The Permanent Resident by Roanna Gonsalves
Roanna arrived in Australia as an Indian international student. Her book is a collection of beautifully told stories, specifically focusing on the Goan Catholic diaspora. Despite the specificity of the stories, her writing speaks to all audiences. She delves into the hardships and intricacies of the migrant experience that filter across socio-economic boundaries. The way Roanna engages with the themes of cultural misunderstandings, domestic violence, parental grief, religion, and betrayal brings nuance and insight to the existential realities of the Australian-Indian international student experience.
See No Stranger by Valerie Kaur
Valerie has degrees from Yale, Stanford, and Harvard. Her family settled as Sikh farmers in California in 1913 and her activism was prompted when her family friend, Balbir Singh Sodhi, was the first person murdered as a hate crime soon after the events of 9/11. Her book, See No Stranger, is a memoir and manifesto exploring revolutionary love. Valarie Kaur is a powerhouse who has united thousands and works relentlessly in protecting human dignity.
This was the first book we chose to read for Book Club and its message resonated with all of us. Valarie’s writing offered a new perspective on how to see life and move through the world as more thoughtful and compassionate human beings.
Ants Among Elephants by Sujatha Gidla
Sujatha was the first Indian woman to be employed as a conductor on the New York subway. She writes about her uncles’ and mother’s stories, their upbringing in India where upheaval was commonplace after the British had left. Instead of writing a ‘rags-to-riches’ story about how her family rose through the ranks, overcame adversity, and her academic success, Sujatha chose to highlight the reality of her people and their daily struggles. It’s deeply upsetting and shameful how little the diaspora knows about the caste system, which so many of us benefit from. It’s a story that will stay with you.
The Space Between Us by Thrity Umrigar
As a Parsi child attending a Catholic school in a predominantly Hindu country, Thrity embraced her cosmopolitan childhood that would later serve her well as a writer. Born in Bombay, Thrity moved to the United States at 21 and is currently an English Professor. The Space Between Us follows a wealthy woman and her maid whose fates always seemed to rest in the hands of others and is never within their control. It’s a painfully honest and raw tale about their lived experiences. Through their triumphs and tragedies, the women maintain a bond that transcends class and race. The Space Between Us is wonderfully written, seamlessly making you connect with the real and flawed characters. You’ll find yourself struggling to put the book down – we know we did.

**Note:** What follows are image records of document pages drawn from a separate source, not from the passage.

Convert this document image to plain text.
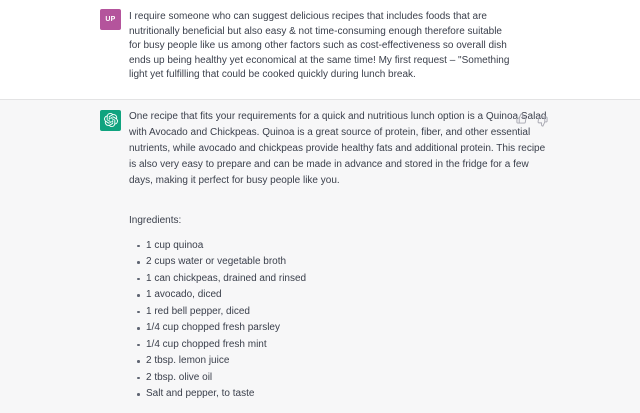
UP I require someone who can suggest delicious recipes that includes foods that are nutritionally beneficial but also easy & not time-consuming enough therefore suitable for busy people like us among other factors such as cost-effectiveness so overall dish ends up being healthy yet economical at the same time! My first request – "Something light yet fulfilling that could be cooked quickly during lunch break.

One recipe that fits your requirements for a quick and nutritious lunch option is a Quinoa Salad with Avocado and Chickpeas. Quinoa is a great source of protein, fiber, and other essential nutrients, while avocado and chickpeas provide healthy fats and additional protein. This recipe is also very easy to prepare and can be made in advance and stored in the fridge for a few days, making it perfect for busy people like you.

Ingredients:

1 cup quinoa
2 cups water or vegetable broth
1 can chickpeas, drained and rinsed
1 avocado, diced
1 red bell pepper, diced
1/4 cup chopped fresh parsley
1/4 cup chopped fresh mint
2 tbsp. lemon juice
2 tbsp. olive oil
Salt and pepper, to taste
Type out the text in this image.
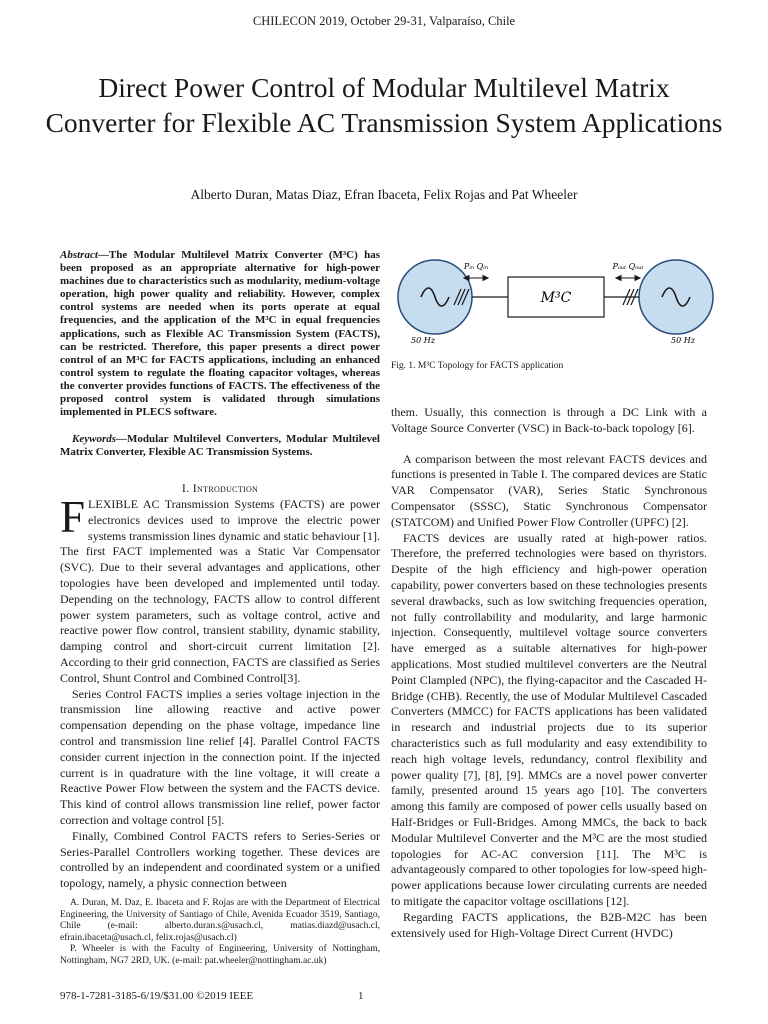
CHILECON 2019, October 29-31, Valparaíso, Chile
Direct Power Control of Modular Multilevel Matrix Converter for Flexible AC Transmission System Applications
Alberto Duran, Matas Diaz, Efran Ibaceta, Felix Rojas and Pat Wheeler
Abstract—The Modular Multilevel Matrix Converter (M³C) has been proposed as an appropriate alternative for high-power machines due to characteristics such as modularity, medium-voltage operation, high power quality and reliability. However, complex control systems are needed when its ports operate at equal frequencies, and the application of the M³C in equal frequencies applications, such as Flexible AC Transmission System (FACTS), can be restricted. Therefore, this paper presents a direct power control of an M³C for FACTS applications, including an enhanced control system to regulate the floating capacitor voltages, whereas the converter provides functions of FACTS. The effectiveness of the proposed control system is validated through simulations implemented in PLECS software.
Keywords—Modular Multilevel Converters, Modular Multilevel Matrix Converter, Flexible AC Transmission Systems.
I. Introduction

FLEXIBLE AC Transmission Systems (FACTS) are power electronics devices used to improve the electric power systems transmission lines dynamic and static behaviour [1]. The first FACT implemented was a Static Var Compensator (SVC). Due to their several advantages and applications, other topologies have been developed and implemented until today. Depending on the technology, FACTS allow to control different power system parameters, such as voltage control, active and reactive power flow control, transient stability, dynamic stability, damping control and short-circuit current limitation [2]. According to their grid connection, FACTS are classified as Series Control, Shunt Control and Combined Control[3].

Series Control FACTS implies a series voltage injection in the transmission line allowing reactive and active power compensation depending on the phase voltage, impedance line control and transmission line relief [4]. Parallel Control FACTS consider current injection in the connection point. If the injected current is in quadrature with the line voltage, it will create a Reactive Power Flow between the system and the FACTS device. This kind of control allows transmission line relief, power factor correction and voltage control [5].

Finally, Combined Control FACTS refers to Series-Series or Series-Parallel Controllers working together. These devices are controlled by an independent and coordinated system or a unified topology, namely, a physic connection between

A. Duran, M. Daz, E. Ibaceta and F. Rojas are with the Department of Electrical Engineering, the University of Santiago of Chile, Avenida Ecuador 3519, Santiago, Chile (e-mail: alberto.duran.s@usach.cl, matias.diazd@usach.cl, efrain.ibaceta@usach.cl, felix.rojas@usach.cl)

P. Wheeler is with the Faculty of Engineering, University of Nottingham, Nottingham, NG7 2RD, UK. (e-mail: pat.wheeler@nottingham.ac.uk)

978-1-7281-3185-6/19/$31.00 ©2019 IEEE	1
M³C
Pᵢₙ Qᵢₙ	Pₒᵤₜ Qₒᵤₜ
50 Hz	50 Hz
Fig. 1. M³C Topology for FACTS application

them. Usually, this connection is through a DC Link with a Voltage Source Converter (VSC) in Back-to-back topology [6].

A comparison between the most relevant FACTS devices and functions is presented in Table I. The compared devices are Static VAR Compensator (VAR), Series Static Synchronous Compensator (SSSC), Static Synchronous Compensator (STATCOM) and Unified Power Flow Controller (UPFC) [2].

FACTS devices are usually rated at high-power ratios. Therefore, the preferred technologies were based on thyristors. Despite of the high efficiency and high-power operation capability, power converters based on these technologies presents several drawbacks, such as low switching frequencies operation, not fully controllability and modularity, and large harmonic injection. Consequently, multilevel voltage source converters have emerged as a suitable alternatives for high-power applications. Most studied multilevel converters are the Neutral Point Clampled (NPC), the flying-capacitor and the Cascaded H-Bridge (CHB). Recently, the use of Modular Multilevel Cascaded Converters (MMCC) for FACTS applications has been validated in research and industrial projects due to its superior characteristics such as full modularity and easy extendibility to reach high voltage levels, redundancy, control flexibility and power quality [7], [8], [9]. MMCs are a novel power converter family, presented around 15 years ago [10]. The converters among this family are composed of power cells usually based on Half-Bridges or Full-Bridges. Among MMCs, the back to back Modular Multilevel Converter and the M³C are the most studied topologies for AC-AC conversion [11]. The M³C is advantageously compared to other topologies for low-speed high-power applications because lower circulating currents are needed to mitigate the capacitor voltage oscillations [12].

Regarding FACTS applications, the B2B-M2C has been extensively used for High-Voltage Direct Current (HVDC)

Girls Burn Brighter by Shobha Rao
Shobha moved to the United States when she was seven years old. Her novel is about two girls, Poornima and Savitha, from the village of Indravelli in Telangana, India. Savitha and Poornima are thrown into India’s underbelly and the cruel world of human trafficking. Shobha tackles the most urgent issues facing women today: domestic abuse, human trafficking, immigration, and feminism. This book is bittersweet and will take on a rollercoaster of emotions as you delve into Savitha and Poornima’s lives.